A regular language

The module enrollment problem we’ve been discussing requires input from staff, about which combinations of modules students should be able to take, and from students, about which modules each student wants to take. So far we only have a language for the input from staff. In reality the students would probably select modules from some sort of web interface, but for the implementer it would be much easier just to provide a language for their input as well. The simplest such language would have statements which are just lists of modules. The statement “Statistics Algebra”, for example, would have the interpretation “I want to take Statistics and Algebra and nothing else”.

If our language includes all such lists of modules then no parsing is really needed. The lexical analyser, which splits the input into tokens, i.e. module names, does all the work.

There’s another option though. At the point where students are entering their module selections the staff have already entered all the information about allowed combinations. We could define a language consisting of precisely those module lists which are allowed. The information collected from the staff implicitly gives this language a grammar and grammatically correct just means allowed by the module selection rules. Of course any change to those rules gives us a new language.

What sort of language is this? It turns out to be regular. It is possible to create a finite state automaton which recognises it.
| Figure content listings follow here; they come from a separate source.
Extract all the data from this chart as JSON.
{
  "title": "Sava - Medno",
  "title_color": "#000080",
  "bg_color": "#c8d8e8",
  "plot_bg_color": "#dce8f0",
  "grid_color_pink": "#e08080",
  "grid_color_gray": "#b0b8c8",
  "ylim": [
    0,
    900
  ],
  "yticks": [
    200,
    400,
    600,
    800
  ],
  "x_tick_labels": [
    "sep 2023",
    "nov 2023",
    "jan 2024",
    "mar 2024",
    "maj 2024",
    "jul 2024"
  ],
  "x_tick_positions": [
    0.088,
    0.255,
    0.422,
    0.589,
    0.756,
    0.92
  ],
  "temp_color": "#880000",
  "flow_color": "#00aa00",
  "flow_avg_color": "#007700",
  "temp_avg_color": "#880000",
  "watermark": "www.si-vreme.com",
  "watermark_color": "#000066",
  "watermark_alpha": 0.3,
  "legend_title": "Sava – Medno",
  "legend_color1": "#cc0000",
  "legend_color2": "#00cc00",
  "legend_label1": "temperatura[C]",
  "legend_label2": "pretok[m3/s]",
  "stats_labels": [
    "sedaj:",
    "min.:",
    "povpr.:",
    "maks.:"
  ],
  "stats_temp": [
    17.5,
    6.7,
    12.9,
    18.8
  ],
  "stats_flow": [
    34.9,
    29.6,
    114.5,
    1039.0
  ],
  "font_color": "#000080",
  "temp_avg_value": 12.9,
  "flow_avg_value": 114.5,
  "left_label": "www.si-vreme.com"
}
In fact the example of a finite state automaton I gave you earlier is essentially the one which enforces the rule “Probability ∧ Statistics ∨ Algebra ∧ Geometry”. I just shortened each of the module names to just their initial letter to avoid clutter in the diagram.
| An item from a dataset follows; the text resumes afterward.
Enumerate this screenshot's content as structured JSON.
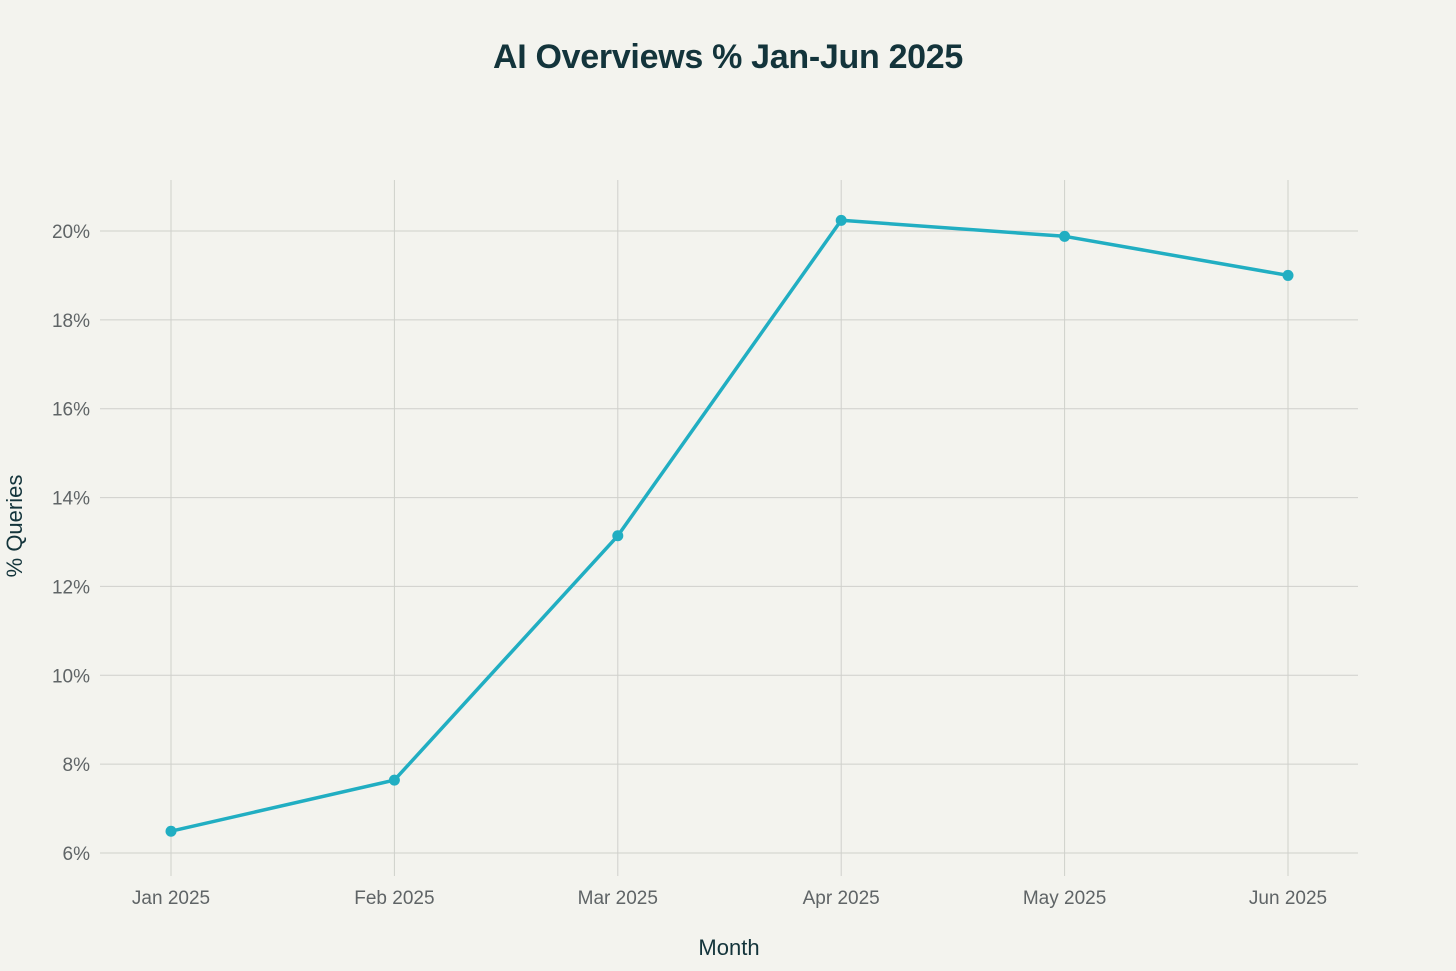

One way to construct a module enrollment system would be to use the following components:

A parser generator. There are parser generators freely available which efficiently generate efficient parsers so we don’t need to write anything.
A simple lexical analyser. It just needs to distinguish module names from the Boolean operators ∧, ∨ and ¬ so it’s easy to write. It’s helpful if it has an option to throw an error whenever it sees a Boolean operator. That way it can be used, with the option unset, for input from staff entering module selection rules and, with the option set, for input from students selecting modules.
A grammar for the module rule language, which is the same as the language of the propositional calculus, written in the language which the parser generator accepts as input. This is very easy to write since the grammar is very simple.
The parser generated from this grammar. This may be complicated, but it’s generated for you by the parser generator.
A procedure which converts parsed statements to a grammar for the language of module selections for which those statements are true. This is the hardest part and unfortunately is very hard to do efficiently. It’s possible to arrange that the grammar is a regular grammar.
The parser generated by the parser generator from that grammar. Again, this parser will probably be complicated but it’s generated for us by the parser generator. Since the grammar is regular it could generate a finite state machine parser, but might choose not to. The actual parsing isn’t really what’s needed, just the check that the module selection is grammatically correct.

I’m not saying you should construct a module enrollment system this way, merely noting that you can.